One touch against his skin was enough. The little machine buzzed happily to itself, then filled its display screen with numbers and letters.
“Coffee?” Brian asked. “I just made it fresh.”
“That would be very nice,” she said, squinting at the tiny screen. “Temperature, blood pressure, glucose, phospholamine. Everything normal except a slightly elevated alpha-reactinase. How is the head?”
He brushed his fingers through the red bristle. “Like always, no symptoms, no problems. I could have saved you a trip. What’s bothering me is not physical. It is just good old melancholia and depression.”
“Easy enough to understand. Cream, no sugar. Thanks.”
She settled into one of the dining chairs and stirred her cup, staring into it as though it were a crystal ball. “I’m not surprised. I should have seen this coming. You are working too hard, using your brain too hard, putting a strain on yourself. All work and no play.”
“Very little chance to play in the barracks — or the lab.”
“You are absolutely right — and something must be done about it. I blame myself for not stopping this even before it started. But we both have been so enthusiastic about your recovery, accessing your CPU, everything. And your work, it’s gone so well that you have been on an emotional high. Now you have come down with a thud. The murder at DigitTech and the dead end there were the last straw.”
“You know about that?”
“Ben swore me to secrecy, then told me about everything that happened. Which is why I came here at once. To help you.”
“And what do you prescribe, Doctor?”
“Just what you want. Out of here. Some rest and a major change of scene.”
“Great, but very little chance of that in the near future. I’m really just a prisoner here.”
“How do you know? Hasn’t the situation changed since the discovery of DigitTech? I believe that it has. I have told Ben to get here at once with all the details. I think that a big rethink is needed on security — and I am on your side.”
“You mean that!” Brian jumped to his feet, paced the room. “If I only could get out of this place! With you helping me we might just be able to work it.” He rubbed his jaw and felt the grate of his whiskers.

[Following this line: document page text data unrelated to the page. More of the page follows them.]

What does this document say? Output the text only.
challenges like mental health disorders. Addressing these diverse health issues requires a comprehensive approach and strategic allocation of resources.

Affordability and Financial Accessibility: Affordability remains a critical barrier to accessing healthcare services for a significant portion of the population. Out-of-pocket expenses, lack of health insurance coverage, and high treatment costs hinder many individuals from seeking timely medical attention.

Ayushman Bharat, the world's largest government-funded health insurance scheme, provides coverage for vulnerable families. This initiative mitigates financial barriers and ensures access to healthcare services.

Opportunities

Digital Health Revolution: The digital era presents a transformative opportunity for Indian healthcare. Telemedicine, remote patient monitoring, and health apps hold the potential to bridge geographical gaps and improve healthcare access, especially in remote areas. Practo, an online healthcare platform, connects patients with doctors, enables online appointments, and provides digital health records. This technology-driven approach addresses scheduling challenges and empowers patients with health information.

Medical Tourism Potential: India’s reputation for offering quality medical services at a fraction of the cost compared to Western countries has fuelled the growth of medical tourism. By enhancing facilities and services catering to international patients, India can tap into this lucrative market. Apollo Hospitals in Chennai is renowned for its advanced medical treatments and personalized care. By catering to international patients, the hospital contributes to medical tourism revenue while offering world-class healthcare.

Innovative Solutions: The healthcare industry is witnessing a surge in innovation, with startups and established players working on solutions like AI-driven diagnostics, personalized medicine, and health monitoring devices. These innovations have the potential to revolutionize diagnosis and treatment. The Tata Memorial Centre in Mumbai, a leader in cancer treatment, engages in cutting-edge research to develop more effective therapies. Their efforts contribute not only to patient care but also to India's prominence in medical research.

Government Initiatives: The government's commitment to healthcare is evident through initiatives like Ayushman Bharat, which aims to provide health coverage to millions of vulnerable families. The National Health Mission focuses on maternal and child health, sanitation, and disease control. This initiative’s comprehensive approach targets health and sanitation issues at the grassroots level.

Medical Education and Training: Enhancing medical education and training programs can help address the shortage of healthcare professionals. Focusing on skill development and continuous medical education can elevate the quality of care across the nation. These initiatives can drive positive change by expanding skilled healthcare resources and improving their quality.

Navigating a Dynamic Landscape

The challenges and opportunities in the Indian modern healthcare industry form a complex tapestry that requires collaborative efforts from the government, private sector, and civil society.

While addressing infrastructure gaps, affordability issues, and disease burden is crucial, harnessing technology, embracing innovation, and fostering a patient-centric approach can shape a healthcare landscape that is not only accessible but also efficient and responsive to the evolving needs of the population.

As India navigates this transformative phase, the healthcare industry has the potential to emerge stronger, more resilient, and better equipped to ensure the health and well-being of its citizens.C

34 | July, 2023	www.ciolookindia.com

“Help yourself to more coffee,” he called out, heading for the bedroom. “I need a shave and a shower and some clean clothes. Won’t be long.”
Her smile faded when he left. She had no idea at all if the authorities could be convinced to give Brian a bit more freedom. But she was damn well going to press them for some changes. She had made a decision and had deliberately put herself on Brian’s side, given him the moral support he so badly needed. Even if it had been a cynical attempt to aid his mental health she sincerely wanted to help. Hell, it wasn’t cynical, it was logical. She had never married, her work was her life. But the Brian that she had brought back from the grave, given renewed life to, was just as much her responsibility as any biological child could ever have been. She was going to fight like a mother cat to see that he got some rights, privileges, pleasures.